Comments (13) Pingbacks (1)
  1. Hi Steve,

    while I really love this technique, and your description of it, I think with the case of Age bins it could be misinterpreted as showing age as a continuous range within each Age bin, I.e. 51 on the left, 59 on the right.

    Just a thought, what do you think?

    Peter

    • Peter,

      Hmm… I don’t see it that way. Next time I’ll use text dimensions rather than age bins so folks won’t think there is any different between the left side of a partition and the ride side.

      Steve

      • fair enough, for the record I think its pretty clear, but the thought crossed my mind how you’d interpret if you’d never seen one before. Great article, thanks for posting.

  2. Another option would be to right-click on the Index axis, and select “Independent axis ranges for each row or column”. Or am I missing some other benefit that Index with Modulus provides?

    • Joe,

      Of course!  No, I cannot off the top of my head think of an advantage that Mod provides over the independent axis.  (I would love for somebody to tell me that you would get much better performance with Mod than with an independent axis.  That would make me feel better… 😉

      • Also, Index with an Independent axis is less complex to setup than Index+Modulus

        • Joe,

          I’ve found the modulus very useful as I can constrain the width of the jitterplot.  For example, I might have a modulus of 10 but have the axis go from -3 to 13 which places some “air” arount the strip of dots.  This makes it much easier to see reference lines and bands.
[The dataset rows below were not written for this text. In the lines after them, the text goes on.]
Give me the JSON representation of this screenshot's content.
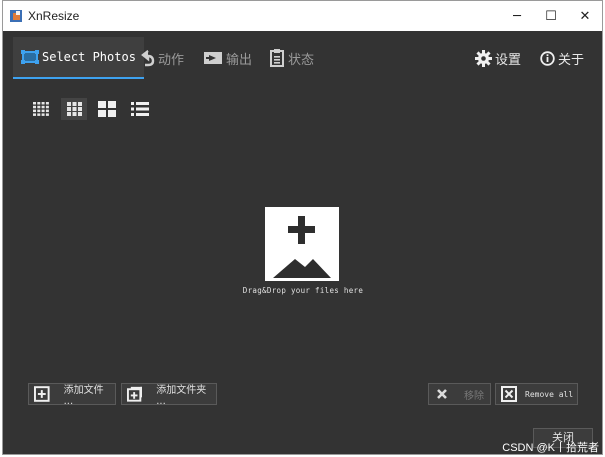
{
  "window": {
    "title": "XnResize",
    "controls": {
      "minimize": "─",
      "maximize": "☐",
      "close": "✕"
    }
  },
  "tabs": [
    {
      "label": "Select Photos",
      "icon": "select-photos-icon",
      "active": true
    },
    {
      "label": "动作",
      "icon": "action-icon",
      "active": false
    },
    {
      "label": "输出",
      "icon": "output-icon",
      "active": false
    },
    {
      "label": "状态",
      "icon": "status-icon",
      "active": false
    }
  ],
  "toolbar_right": [
    {
      "label": "设置",
      "icon": "gear-icon"
    },
    {
      "label": "关于",
      "icon": "info-icon"
    }
  ],
  "view_modes": [
    {
      "name": "small-grid",
      "selected": false
    },
    {
      "name": "medium-grid",
      "selected": true
    },
    {
      "name": "large-grid",
      "selected": false
    },
    {
      "name": "list",
      "selected": false
    }
  ],
  "dropzone": {
    "text": "Drag&Drop your files here"
  },
  "buttons": {
    "add_files": "添加文件 ...",
    "add_folder": "添加文件夹 ...",
    "remove": "移除",
    "remove_all": "Remove all",
    "close": "关闭"
  },
  "watermark": "CSDN @K丨拾荒者",
  "colors": {
    "accent": "#3ea2f0",
    "background": "#333333"
  }
}
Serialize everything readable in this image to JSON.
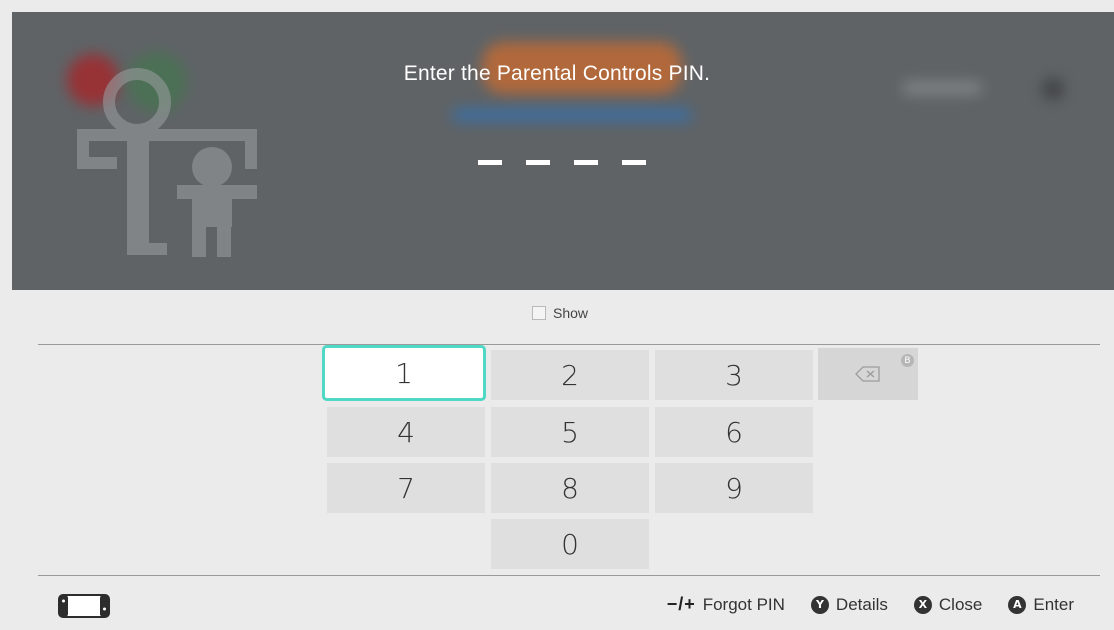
{
  "dialog": {
    "title": "Enter the Parental Controls PIN."
  },
  "pin": {
    "length": 4,
    "entered": ""
  },
  "show_toggle": {
    "label": "Show",
    "checked": false
  },
  "keypad": {
    "keys": [
      "1",
      "2",
      "3",
      "4",
      "5",
      "6",
      "7",
      "8",
      "9",
      "0"
    ],
    "selected": "1",
    "backspace_badge": "B"
  },
  "footer": {
    "forgot_prefix": "−/+",
    "forgot_label": "Forgot PIN",
    "details_button": "Y",
    "details_label": "Details",
    "close_button": "X",
    "close_label": "Close",
    "enter_button": "A",
    "enter_label": "Enter"
  },
  "colors": {
    "overlay": "#5f6366",
    "selection": "#4fd8c4",
    "key_bg": "#dfdfdf",
    "page_bg": "#ebebeb"
  },
  "icons": {
    "family": "parental-controls-icon",
    "controller": "handheld-console-icon",
    "backspace": "backspace-icon"
  }
}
  3. Steve love this. I’ve been doing this for about a year too but in my simple jitter plots have always been able to set the “index () by” in such a way that setting the axis to independent works just fine.

    Joe, you beat me to my question. I’ve been setting up fairly simple jitter plots. So, at the risk of asking the same question, let me twist it a bit. Steve or Joe, can either of you envision a situation where we might need to use Index ( ) + Modulus because setting the independent axis won’t work with the index ( ) function.

    What do you guys think of the way the new box and whisker plots won’t run across the full pain?

    In graphs like these, I’m not keen on the way they new box and whisker plots don’t run across the full width of each pane. So, I often use the old method of setting reference lines for the quartiles, min and max.

    • Yes. My original need for a jitter chart had an ID column that did affect the distribution of data (IDs were incremented by hire date and the chart had time as an aspect to the chart). Therefore I used modulus to deal with that.

      • Alex,
        Yes, if there is some type of implied sort when computing using IDs then the modulus would address that. Thanks.

        Steve

  4. Joe, I agree and will update the post tomorrow so folks that don’t read the comments don’t make the unnecessary step.  That said, I do like parameterizing the modulus as it allows me to get a sense of how dense the data is per segment.

  5. Steve – forgetting the technique (nice idea), my wife saw thus and said “Hey – add gender to that salary chart.”…   I did – now she wants to know where that data came from – data that PROVES women are paid less than men – and, that it gets worse as we age!  Damned insights!  
    Keep up the good work, Zen Master…

    • Chuck, while this particular data set is made up, it reflects something that is true in the US — at least based on two major salary studies I’ve worked on — and that is that women make less than men purely because they lack a Y chromosome. With all factors being equal — years of experience, education, hours worked, etc. — women simply make less than men because employers get away with paying them less.